Я огляделся. Видеть Шаболдина, восседающего во главе стола, было, прямо скажу, необычно. Правда, смотрелся Борис Григорьевич не так величественно, потому к нему жался десятник Семен с записной книжицей, должно быть, протоколировал.

Дядя и отец разместились по правую и левую руку от губного пристава. С одной стороны стола сидели Волковы, все втроем, с другой, явно стесняясь, что их посадили за господский стол, пытались выглядеть незаметными дворецкий Матвей Суханов, Пахом Загладин, мастер на все руки, чинивший в доме все, что требовало починки, кроме разве что одежды, да горничная Наташа Петрова. В конце стола сидел отец Маркел. Монахи сидели отдельно, поставив себе стулья по углам столовой. Губные стражники стояли у дверей не только снаружи, но и внутри, да еще и у окон.

— Слуг, наверное, и отпустить уже можно? Как думаете, Борис Григорьевич? — спросил я пристава. — А то нам тут надо бы по-свойски побеседовать, по-родственному…

— Ступайте, — обратился Шаболдин к слугам, — да не болтайте, смотрите!

На всякий случай слуги повернулись к отцу и лишь после его кивка с похвальной скоростью покинули столовую.

— А эта что, останется?! — Ирина возмущенно показала пальцем на Лидию.

— Нет тут никакой «этой», — ответил я ей. — Есть добрая сестра Лидия Лапина, выходившая меня и поставившая на ноги после ранения.

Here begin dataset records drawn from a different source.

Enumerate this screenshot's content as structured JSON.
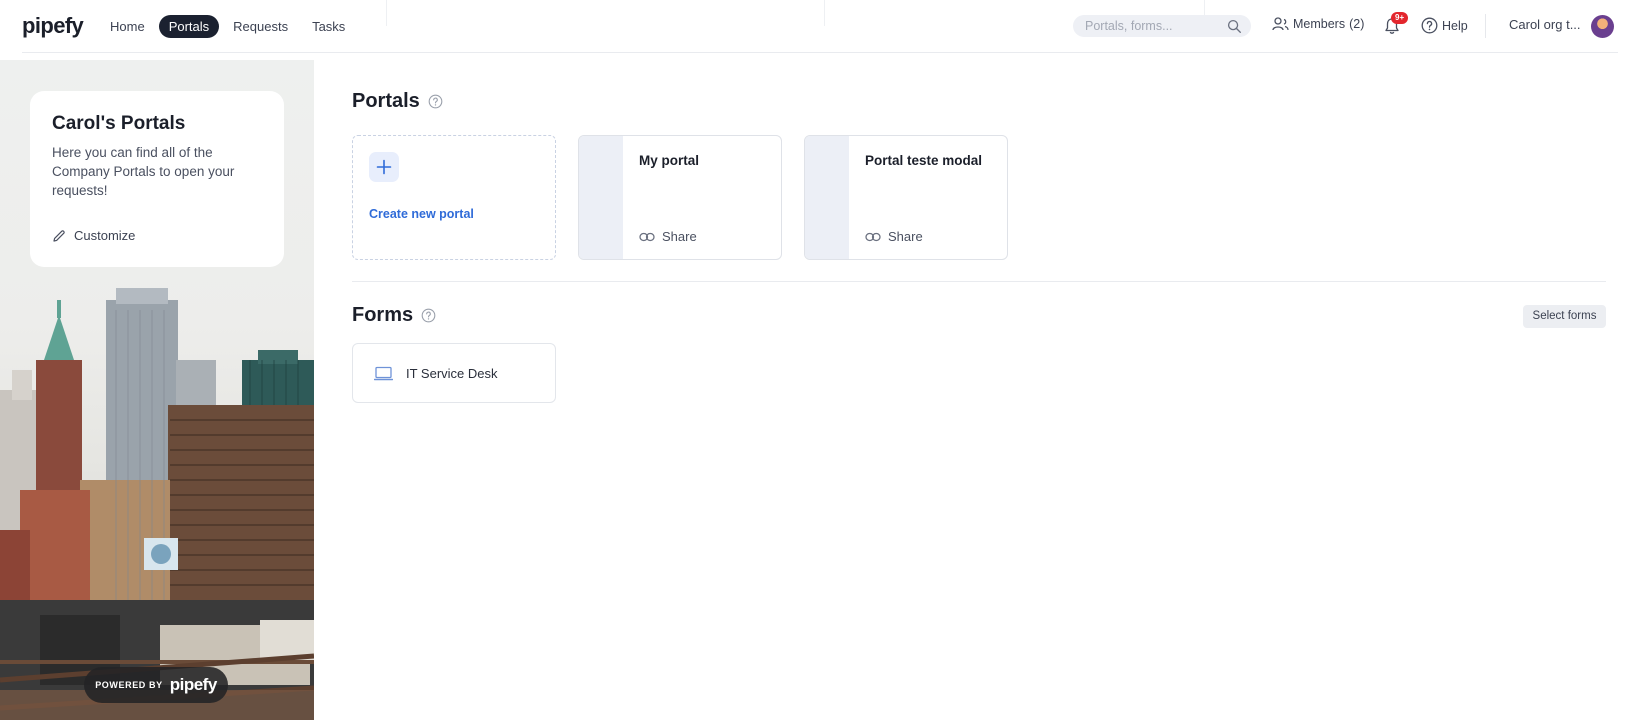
{
  "brand": {
    "logo": "pipefy"
  },
  "nav": {
    "items": [
      "Home",
      "Portals",
      "Requests",
      "Tasks"
    ],
    "active": "Portals"
  },
  "search": {
    "placeholder": "Portals, forms..."
  },
  "header": {
    "members_label": "Members",
    "members_count": "(2)",
    "notifications_badge": "9+",
    "help_label": "Help",
    "org_name": "Carol org t..."
  },
  "sidebar": {
    "title": "Carol's Portals",
    "description": "Here you can find all of the Company Portals to open your requests!",
    "customize_label": "Customize",
    "powered_by": "POWERED BY",
    "powered_logo": "pipefy"
  },
  "portals": {
    "title": "Portals",
    "create_label": "Create new portal",
    "items": [
      {
        "name": "My portal",
        "share_label": "Share"
      },
      {
        "name": "Portal teste modal",
        "share_label": "Share"
      }
    ]
  },
  "forms": {
    "title": "Forms",
    "select_label": "Select forms",
    "items": [
      {
        "name": "IT Service Desk"
      }
    ]
  },
  "colors": {
    "accent_blue": "#2f6bd8",
    "nav_active_bg": "#1b2130",
    "badge_red": "#e3262d"
  }
}
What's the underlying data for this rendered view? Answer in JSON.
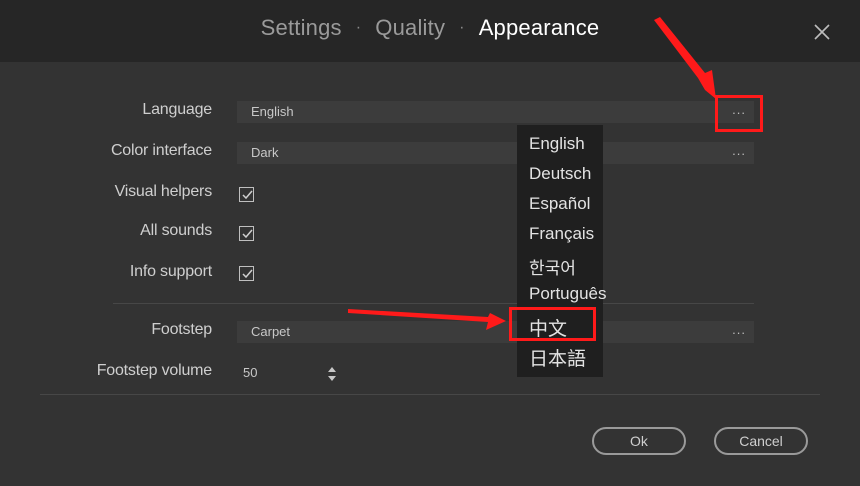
{
  "header": {
    "tabs": [
      "Settings",
      "Quality",
      "Appearance"
    ],
    "separator": "·",
    "active_tab": "Appearance"
  },
  "settings": {
    "language": {
      "label": "Language",
      "value": "English",
      "more": "..."
    },
    "color_interface": {
      "label": "Color interface",
      "value": "Dark",
      "more": "..."
    },
    "visual_helpers": {
      "label": "Visual helpers",
      "checked": true
    },
    "all_sounds": {
      "label": "All sounds",
      "checked": true
    },
    "info_support": {
      "label": "Info support",
      "checked": true
    },
    "footstep": {
      "label": "Footstep",
      "value": "Carpet",
      "more": "..."
    },
    "footstep_volume": {
      "label": "Footstep volume",
      "value": "50"
    }
  },
  "language_dropdown": {
    "options": [
      "English",
      "Deutsch",
      "Español",
      "Français",
      "한국어",
      "Português",
      "中文",
      "日本語"
    ],
    "highlighted": "中文"
  },
  "buttons": {
    "ok": "Ok",
    "cancel": "Cancel"
  },
  "annotations": {
    "color": "#ff1a1a"
  },
  "icons": [
    "close-icon",
    "checkmark-icon",
    "stepper-arrows-icon",
    "more-dots-icon"
  ]
}
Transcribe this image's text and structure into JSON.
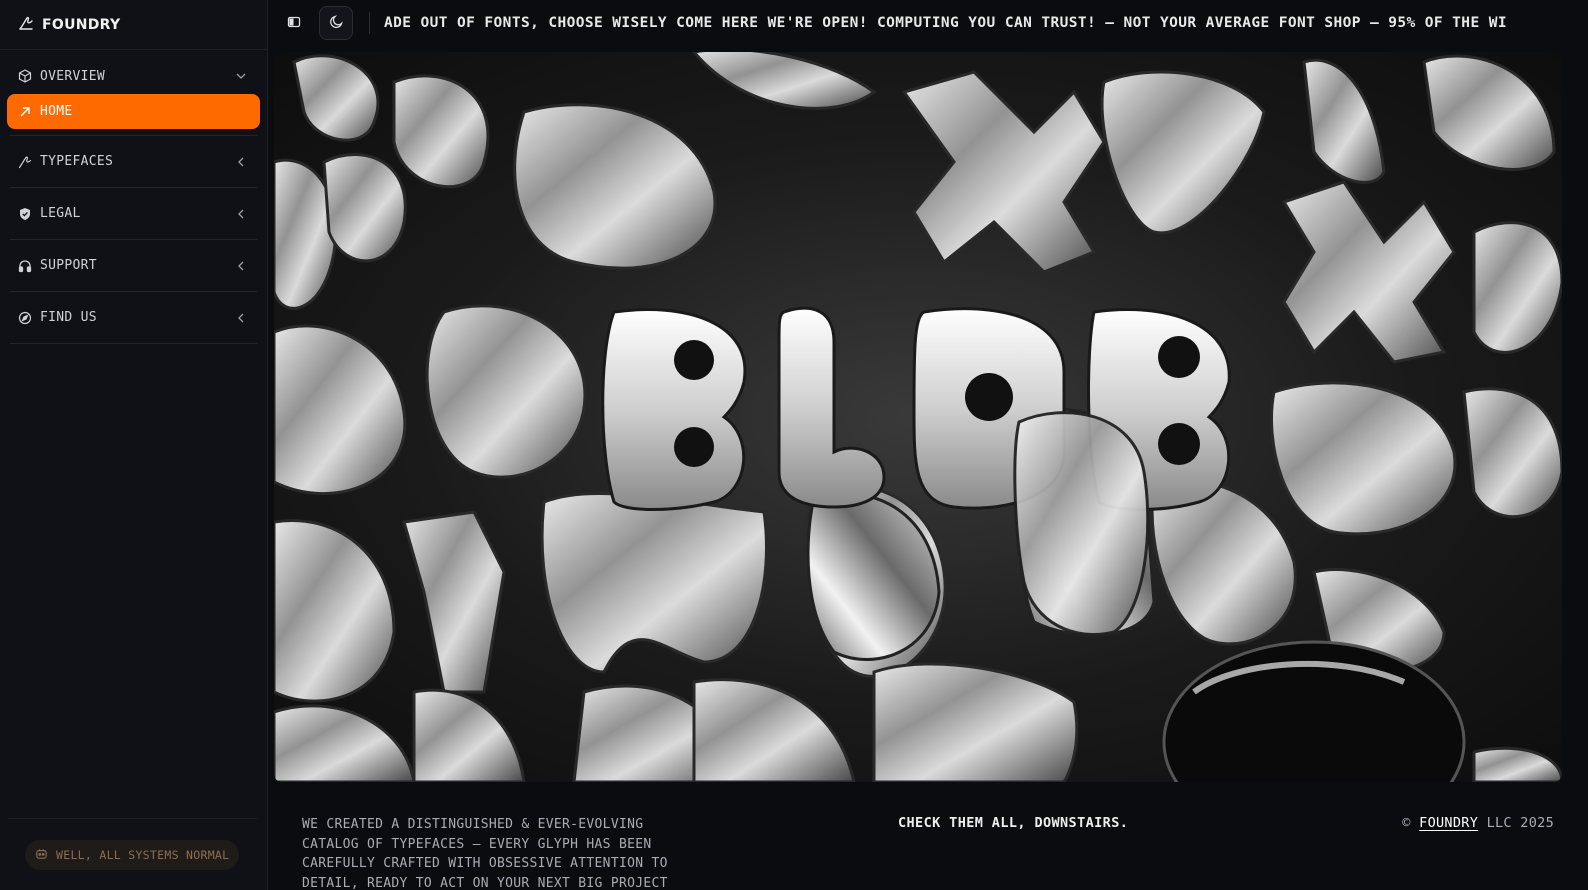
{
  "brand": {
    "name": "FOUNDRY"
  },
  "sidebar": {
    "groups": [
      {
        "label": "OVERVIEW",
        "icon": "cube-icon",
        "expanded": true,
        "items": [
          {
            "label": "HOME",
            "icon": "arrow-up-right-icon",
            "active": true
          }
        ]
      },
      {
        "label": "TYPEFACES",
        "icon": "signature-icon",
        "expanded": false
      },
      {
        "label": "LEGAL",
        "icon": "shield-icon",
        "expanded": false
      },
      {
        "label": "SUPPORT",
        "icon": "headphones-icon",
        "expanded": false
      },
      {
        "label": "FIND US",
        "icon": "compass-icon",
        "expanded": false
      }
    ],
    "status": "WELL, ALL SYSTEMS NORMAL"
  },
  "topbar": {
    "marquee": "ADE OUT OF FONTS, CHOOSE WISELY  COME HERE WE'RE OPEN! COMPUTING YOU CAN TRUST! — NOT YOUR AVERAGE FONT SHOP — 95% OF THE WI"
  },
  "hero": {
    "headline": "BLOB"
  },
  "footer": {
    "description": "WE CREATED A DISTINGUISHED & EVER-EVOLVING CATALOG OF TYPEFACES — EVERY GLYPH HAS BEEN CAREFULLY CRAFTED WITH OBSESSIVE ATTENTION TO DETAIL, READY TO ACT ON YOUR NEXT BIG PROJECT",
    "cta": "CHECK THEM ALL, DOWNSTAIRS.",
    "copyright_symbol": "©",
    "copyright_brand": "FOUNDRY",
    "copyright_rest": "LLC 2025"
  },
  "colors": {
    "accent": "#ff6a00",
    "background": "#0b0c10",
    "sidebar": "#0f1116"
  }
}
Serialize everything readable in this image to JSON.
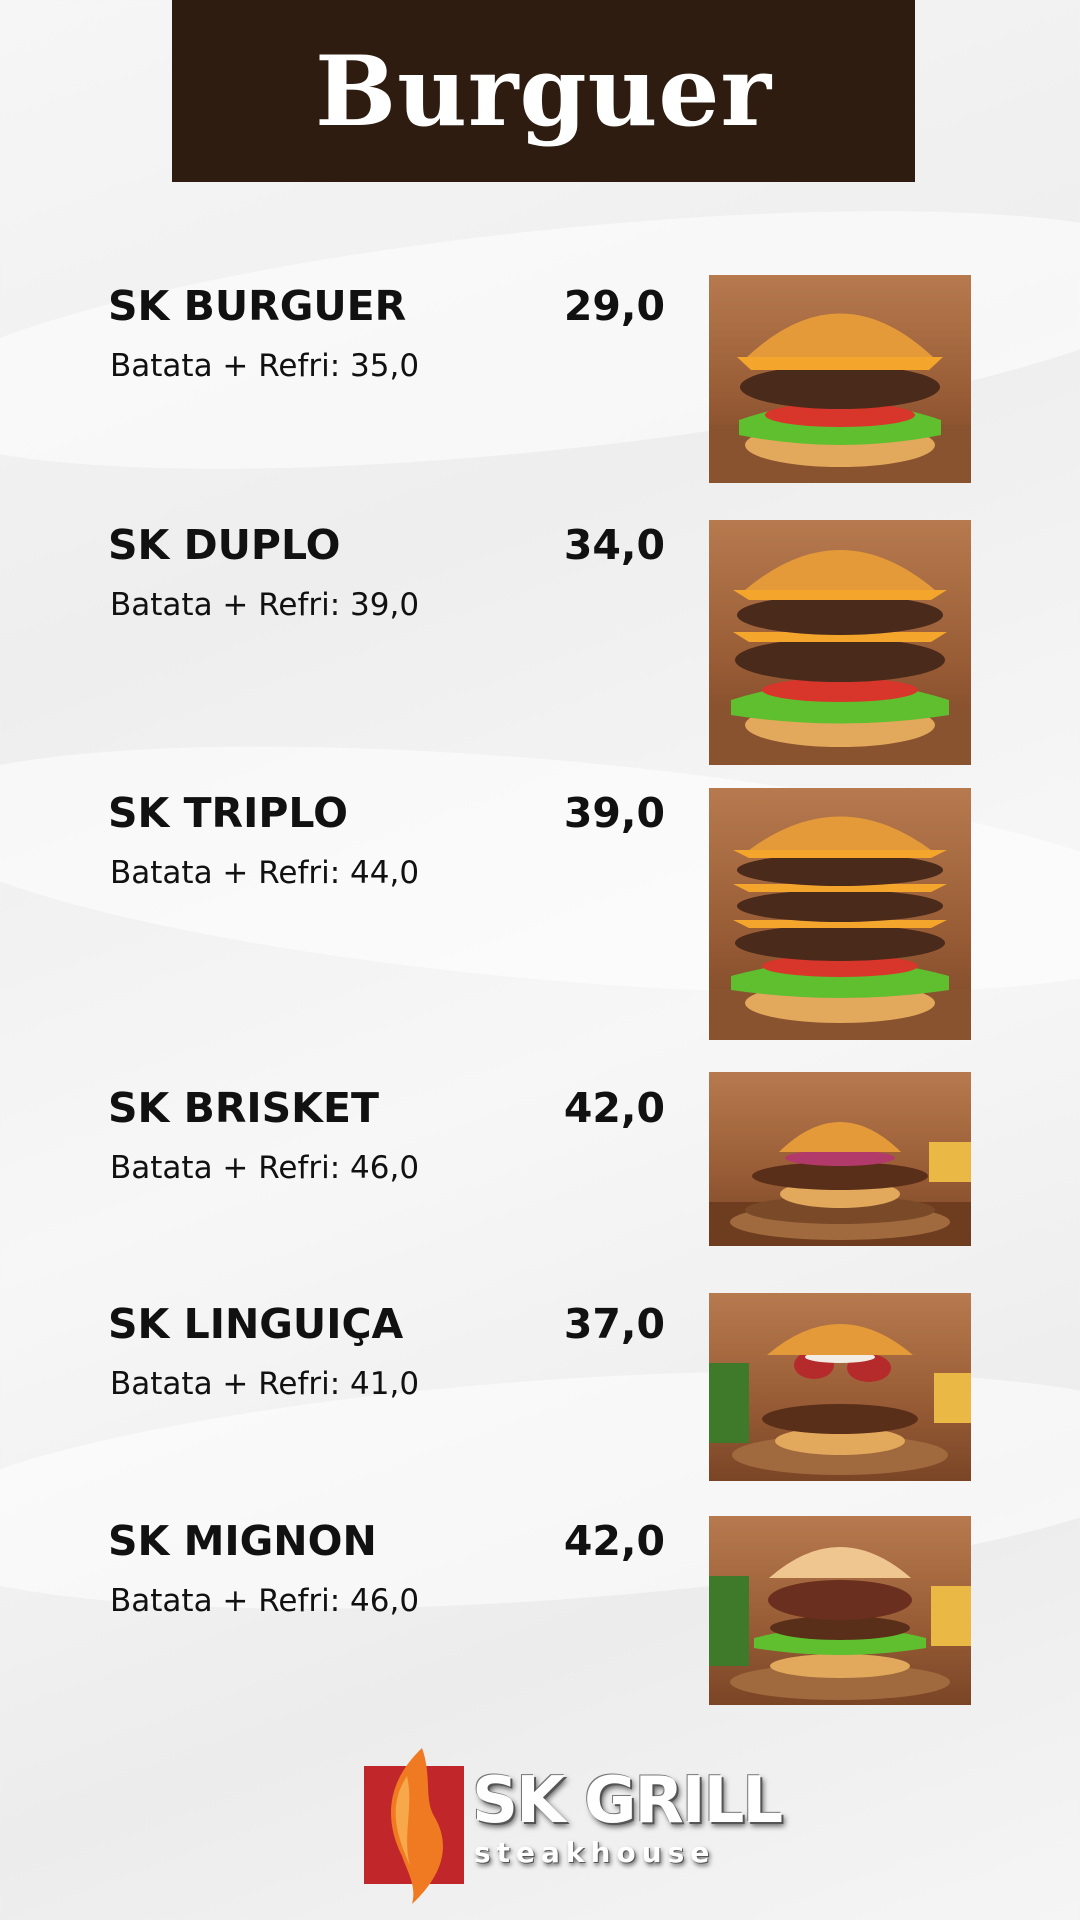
{
  "header": {
    "title": "Burguer"
  },
  "items": [
    {
      "name": "SK BURGUER",
      "price": "29,0",
      "combo": "Batata + Refri: 35,0",
      "image": "single-cheeseburger-photo"
    },
    {
      "name": "SK DUPLO",
      "price": "34,0",
      "combo": "Batata + Refri: 39,0",
      "image": "double-cheeseburger-photo"
    },
    {
      "name": "SK TRIPLO",
      "price": "39,0",
      "combo": "Batata + Refri: 44,0",
      "image": "triple-cheeseburger-photo"
    },
    {
      "name": "SK BRISKET",
      "price": "42,0",
      "combo": "Batata + Refri: 46,0",
      "image": "brisket-burger-photo"
    },
    {
      "name": "SK LINGUIÇA",
      "price": "37,0",
      "combo": "Batata + Refri: 41,0",
      "image": "sausage-burger-photo"
    },
    {
      "name": "SK MIGNON",
      "price": "42,0",
      "combo": "Batata + Refri: 46,0",
      "image": "mignon-burger-photo"
    }
  ],
  "logo": {
    "name": "SK GRILL",
    "subtitle": "steakhouse"
  },
  "colors": {
    "header_bg": "#2e1c10",
    "text": "#111111",
    "background": "#f2f2f2"
  }
}
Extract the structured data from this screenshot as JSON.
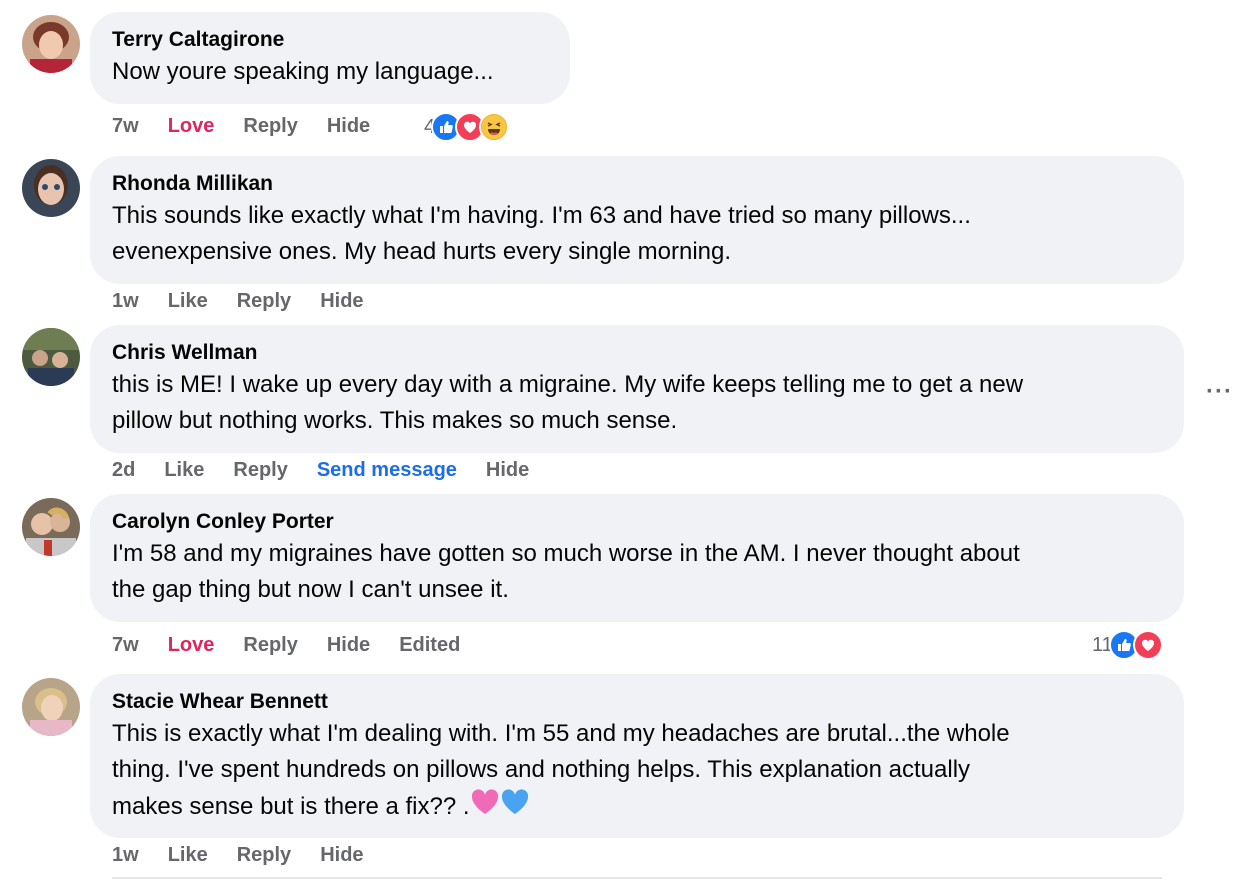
{
  "comments": [
    {
      "author": "Terry Caltagirone",
      "lines": [
        "Now youre speaking my language..."
      ],
      "time": "7w",
      "reaction_label": "Love",
      "reply": "Reply",
      "hide": "Hide",
      "reaction_count": "4"
    },
    {
      "author": "Rhonda Millikan",
      "lines": [
        "This sounds like exactly what I'm having. I'm 63 and have tried so many pillows...",
        "evenexpensive ones. My head hurts every single morning."
      ],
      "time": "1w",
      "reaction_label": "Like",
      "reply": "Reply",
      "hide": "Hide"
    },
    {
      "author": "Chris Wellman",
      "lines": [
        "this is ME! I wake up every day with a migraine. My wife keeps telling me to get a new",
        "pillow but nothing works. This makes so much sense."
      ],
      "time": "2d",
      "reaction_label": "Like",
      "reply": "Reply",
      "send_message": "Send message",
      "hide": "Hide"
    },
    {
      "author": "Carolyn Conley Porter",
      "lines": [
        "I'm 58 and my migraines have gotten so much worse in the AM. I never thought about",
        "the gap thing but now I can't unsee it."
      ],
      "time": "7w",
      "reaction_label": "Love",
      "reply": "Reply",
      "hide": "Hide",
      "edited": "Edited",
      "reaction_count": "11"
    },
    {
      "author": "Stacie Whear Bennett",
      "lines": [
        "This is exactly what I'm dealing with. I'm 55 and my headaches are brutal...the whole",
        "thing. I've spent hundreds on pillows and nothing helps. This explanation actually",
        "makes sense but is there a fix?? ."
      ],
      "time": "1w",
      "reaction_label": "Like",
      "reply": "Reply",
      "hide": "Hide"
    }
  ],
  "more_icon": "more-horizontal-icon",
  "colors": {
    "bubble": "#f0f2f5",
    "meta": "#65676b",
    "love": "#e0245e",
    "link": "#1b6ee6",
    "like_blue": "#1877f2",
    "love_red": "#f33e58",
    "haha_yellow": "#f7b125"
  }
}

Кстати, Ирина, не напомнишь, кто тогда в меня стрелял?

— Алексей! — из-за стола поднялся боярин Волков. — Что за намеки ты себе позволяешь?! Изволь немедленно объясниться!

— Ты, дядя Петр, меня сначала выслушай, там и видно будет, кто и что себе позволяет. А наперво не меня, а государева человека послушай. Борис Григорьевич, — повернулся я к Шаболдину, — вы обвинение предъявляли уже?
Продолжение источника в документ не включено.